Study Rundown: This study explored the impact of tiragolumab with atezolizumab as compared to placebo with atezolizumab a first-line treatment for non-small-cell lung cancer (NSCLC) that is unresectable or metastatic. Atezolizumab is indicated in the first line setting for NSCLC and this study investigated the addition tiragolumab, a new antibody directed against TIGT, a new target for immune blockade to promote anti-tumour activity. Prior dual blockade with CTLA-4 and PD-1/PD-L1 improved survival over chemotherapy but were not definitively compared against single agent immunotherapy alone. Primary outcomes included progression-free survival (PFS) and objective response rate (ORR). Secondary outcomes included safety, as measured by adverse events. In the tiragolumab plus atezolizumab group, median PFS was 5.4 months as compared to 3.6 months in the placebo with atezolizumab group. ORR was higher in the treatment group compared to the placebo group. Serious treatment-related adverse events (AEs) were noted in both groups (14 patients from the test group and 12 from the placebo group). An increase in lipase was the most commonly reported severe treatment-related AE in both groups. The test group population had 2 treatment-related deaths. Limitations to this study include inadequate power regarding ORR and PFS as this was a phase 2 trial and the lack of mature data. Overall, tiragolumab with atezolizumab presents a possible first-line treatment option for PD-L1 positive advanced or metastatic NSCLC which is being confirmed in a phase 3 study and highlights the potential of TIGT inhibition as a new clinically important pathway for cancer immunotherapy.

Click to read the study in The Lancet Oncology

Relevant Reading: Nivolumab plus ipilimumab in advanced non–small-cell lung cancer.

In-Depth [randomized controlled trial]: This international, randomized, phase 2, double-blinded study conducted in centres from the USA, Asia, and Europe randomly assigned 135 adult patients with advanced unresectable or metastatic NSCLC on a 1:1 basis into two groups. Every three weeks, patients received either 600mg of tiragolumab with 1200mg of atezolizumab or placebo plus atezolizumab by intravenous. In the tiragolumab plus atezolizumab group, median PFS was 5.4 months (95% confidence interval (CI), 4.2 – not estimable), whereas in the placebo with atezolizumab group it was 3.6 months (95% CI, 2.7 – 4.4 months).
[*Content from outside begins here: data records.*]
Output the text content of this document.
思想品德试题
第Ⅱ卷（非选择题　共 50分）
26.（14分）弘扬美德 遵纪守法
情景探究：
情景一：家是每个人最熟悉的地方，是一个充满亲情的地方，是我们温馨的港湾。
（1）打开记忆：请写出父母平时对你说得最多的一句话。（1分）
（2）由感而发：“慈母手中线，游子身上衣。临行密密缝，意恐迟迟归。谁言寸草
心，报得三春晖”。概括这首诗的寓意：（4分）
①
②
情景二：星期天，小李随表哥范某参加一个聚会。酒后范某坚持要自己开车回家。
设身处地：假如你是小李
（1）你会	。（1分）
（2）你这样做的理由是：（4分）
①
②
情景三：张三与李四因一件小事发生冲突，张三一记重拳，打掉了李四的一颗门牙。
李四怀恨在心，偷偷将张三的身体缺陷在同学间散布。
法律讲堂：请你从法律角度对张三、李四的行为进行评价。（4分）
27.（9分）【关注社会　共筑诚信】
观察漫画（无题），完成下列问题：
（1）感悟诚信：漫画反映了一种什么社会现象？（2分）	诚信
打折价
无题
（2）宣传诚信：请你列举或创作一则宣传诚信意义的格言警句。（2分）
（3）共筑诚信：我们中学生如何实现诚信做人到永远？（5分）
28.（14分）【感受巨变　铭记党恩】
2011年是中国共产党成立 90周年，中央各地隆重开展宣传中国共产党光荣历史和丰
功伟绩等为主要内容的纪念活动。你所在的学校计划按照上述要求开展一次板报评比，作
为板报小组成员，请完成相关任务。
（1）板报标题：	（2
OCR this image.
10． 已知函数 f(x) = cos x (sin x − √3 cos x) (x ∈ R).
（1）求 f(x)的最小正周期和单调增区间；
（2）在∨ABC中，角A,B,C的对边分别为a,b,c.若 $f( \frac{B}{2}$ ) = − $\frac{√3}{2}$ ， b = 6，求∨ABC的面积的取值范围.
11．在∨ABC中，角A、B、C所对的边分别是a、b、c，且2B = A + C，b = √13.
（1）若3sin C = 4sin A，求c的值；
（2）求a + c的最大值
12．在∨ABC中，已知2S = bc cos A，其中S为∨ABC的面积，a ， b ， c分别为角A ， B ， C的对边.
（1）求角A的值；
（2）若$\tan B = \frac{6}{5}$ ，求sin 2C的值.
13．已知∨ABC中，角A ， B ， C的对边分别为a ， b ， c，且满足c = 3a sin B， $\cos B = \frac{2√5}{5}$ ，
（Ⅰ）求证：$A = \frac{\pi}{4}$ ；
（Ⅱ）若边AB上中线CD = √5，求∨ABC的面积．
In the treatment group, 21 patients (31.3%, 95 CI, 19.5-43.2%) had an objective response, as compared to 11 patients (16.2%, 95% CI, 6.7-25.7%) in the placebo group. At a median duration of follow-up of 30.4 months, the median OS in the combination therapy arm was 23.2 months vs. 14.5 months in the single agent and placebo arm (HR 0.69, 95% CI, 0.44 – 1.07, p = 0.093). Tumour proportion score (TPS) was used to subdivide the treatment response. There was improved OS in the TPS ≥50% but not in the 1-49% group. Treatment-related AEs were common in both the combination arm and comparator arms (82% vs. 71%). There was some increased grade 1-2 rash and pruritis in the combination group and some signal of increased lipase levels as well but the phase 3 study will help elucidate whether there is a higher immune-related pancreatitis adverse event in the dual blockade arm.